Towards Decentralised Art Infrastructures

Energy Tokens QR scan at Framer Framed
Fig 1. Energy Tokens NFT project at Framer Framed (2023).

On Friday, 26 May at 16:00 I will join the discussion Towards Decentralised Art Infrastructures alongside Aiwen Yin, Yazan Khalili and Balázs Bodó. We will talk about art, blockchain and the commons and the need for public, open and decentralised digital infrastructures in the cultural sector at Framer Framed. The talk is part of the Energy Tokens project I developed with Framer Framed, Musasa, Maarten Vanden Eynde, Aiwen Yin, Janine Zielman and Leonardo Dellanoce.
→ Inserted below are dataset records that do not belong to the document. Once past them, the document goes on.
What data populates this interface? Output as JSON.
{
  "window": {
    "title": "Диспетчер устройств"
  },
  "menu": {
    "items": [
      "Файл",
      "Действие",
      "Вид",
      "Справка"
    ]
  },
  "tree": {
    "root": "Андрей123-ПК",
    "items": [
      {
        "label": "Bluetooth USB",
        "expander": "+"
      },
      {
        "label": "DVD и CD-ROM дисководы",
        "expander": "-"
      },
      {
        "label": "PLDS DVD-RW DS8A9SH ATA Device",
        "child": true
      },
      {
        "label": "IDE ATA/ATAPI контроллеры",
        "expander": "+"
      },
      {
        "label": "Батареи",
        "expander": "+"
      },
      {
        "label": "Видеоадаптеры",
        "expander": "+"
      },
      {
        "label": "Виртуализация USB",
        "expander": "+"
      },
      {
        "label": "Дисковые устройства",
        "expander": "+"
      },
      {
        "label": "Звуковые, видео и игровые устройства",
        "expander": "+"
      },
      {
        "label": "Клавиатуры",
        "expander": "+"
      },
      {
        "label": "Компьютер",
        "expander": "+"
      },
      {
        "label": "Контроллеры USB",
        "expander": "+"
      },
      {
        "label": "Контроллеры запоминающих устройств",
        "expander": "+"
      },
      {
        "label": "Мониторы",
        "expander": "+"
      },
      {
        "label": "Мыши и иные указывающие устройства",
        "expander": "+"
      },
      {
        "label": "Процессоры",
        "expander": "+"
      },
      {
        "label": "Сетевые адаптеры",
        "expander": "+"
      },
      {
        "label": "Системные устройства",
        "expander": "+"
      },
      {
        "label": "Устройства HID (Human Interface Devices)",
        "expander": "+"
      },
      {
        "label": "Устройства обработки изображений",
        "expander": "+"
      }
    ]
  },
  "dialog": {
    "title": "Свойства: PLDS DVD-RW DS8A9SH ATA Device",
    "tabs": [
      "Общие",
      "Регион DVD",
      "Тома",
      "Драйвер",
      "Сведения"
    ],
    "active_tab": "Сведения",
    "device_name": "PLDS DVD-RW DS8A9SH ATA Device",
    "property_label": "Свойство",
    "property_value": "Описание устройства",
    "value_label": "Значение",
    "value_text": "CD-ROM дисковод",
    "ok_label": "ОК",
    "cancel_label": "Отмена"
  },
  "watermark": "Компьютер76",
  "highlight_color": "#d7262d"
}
Towards Decentralised Art Infrastructures

What do buzzwords like coops, commons, and the social and solidarity economy exactly mean in the day-to-day practices in the art world? How can these concepts apply to the everyday life of the artists, or shifting routine organizational patterns in cultural spaces, or even the democratizing funding systems? Furthermore, can art contribute to a more equitable society with these practices, while liberating itself from the never-ending circles of “show business”?

Similarly, the nascent web3 scene has comparable sets of concerns dubbed by technical jargons like DAOs, Governance Tokens and NFTs. By leveraging the power of decentralised networks, it can authenticate without central authorities, organize with flexibility and horizontality, and automatically execute collective agreements. Thus, it enables new models of ownership, funding, and collaboration that challenge traditional power structures and facilitate more equitable, sustainable and inclusive forms of community artistic practices.

How do these technological affordances help transform the way artists, cultural spaces, and communities interact and exchange value with each other? What does blockchain technology offer for collective practices and funding pipelines? How can blockchain empower a new generation of art to challenge hegemonic funding structures? Can it support independent cultural spaces and art collectives to organize differently beyond the influences of Big Tech? And finally, how does the art world respond and engage with the legal, political and environmental implications of this new technology?

During Towards Decentralised Art Infrastructures at Framer Framed, we invite speakers who approach blockchain from the perspectives of system designer, art collective, creative technologist and academia, exploring the societal, economic, environmental and artistic implications of blockchain technology and its significance for building decentralised art infrastructures.

Energy Tokens

For Framer Framed and Stichting Stokroos I developed the project “Energy Tokens”. The goal of the project was to explore, research and experiment with web3 technologies and exhibition making.

Energy Tokens are unique digital memories that are forever and immutably stored on the blockchain in the form of NFTs. Visitors of the exhibition at Framer Framed were able to collect the NFTs through a QR code in the space. Energy tokens have 30 economic symbols depicting the history of energy. Available only to the visitors of the exhibition Charging Myths at Framer Framed in Amsterdam, the Energy tokens are divided into two generations: the first 20 depicting current technologies and energy sources, the second showcasing primal sources of energy - untouched by mankind.

In order to obtain the second generation Energy Tokens, participants have to create a narrative and go back in time, finding another participant to match with and combine tokens to obtain the 10 special ones.

Energy Tokens is an experiment conducted by Musasa, Maarten Vanden Eynde, Aiwen Yin, Janine Zielman and Leonardo Dellanoce.

Energy Tokens QR scan at Framer Framed
Fig 2. Musasa and Maarten Vanden Eynde have made several works together since 2015. For their fifth collaboration now, they searched for the most iconic symbols depicting the history of energy. What All The World Desires (2022) is a collection of 30 paintings on small wooden panels illustrating the origin and use of a variety of natural and industrial materials that make a reference to energy production and storage. The whole collection forms a family tree or 'analogue cloud' in which the visitor can constantly find new links and connections between the past and the future of energy production by creating visual narratives.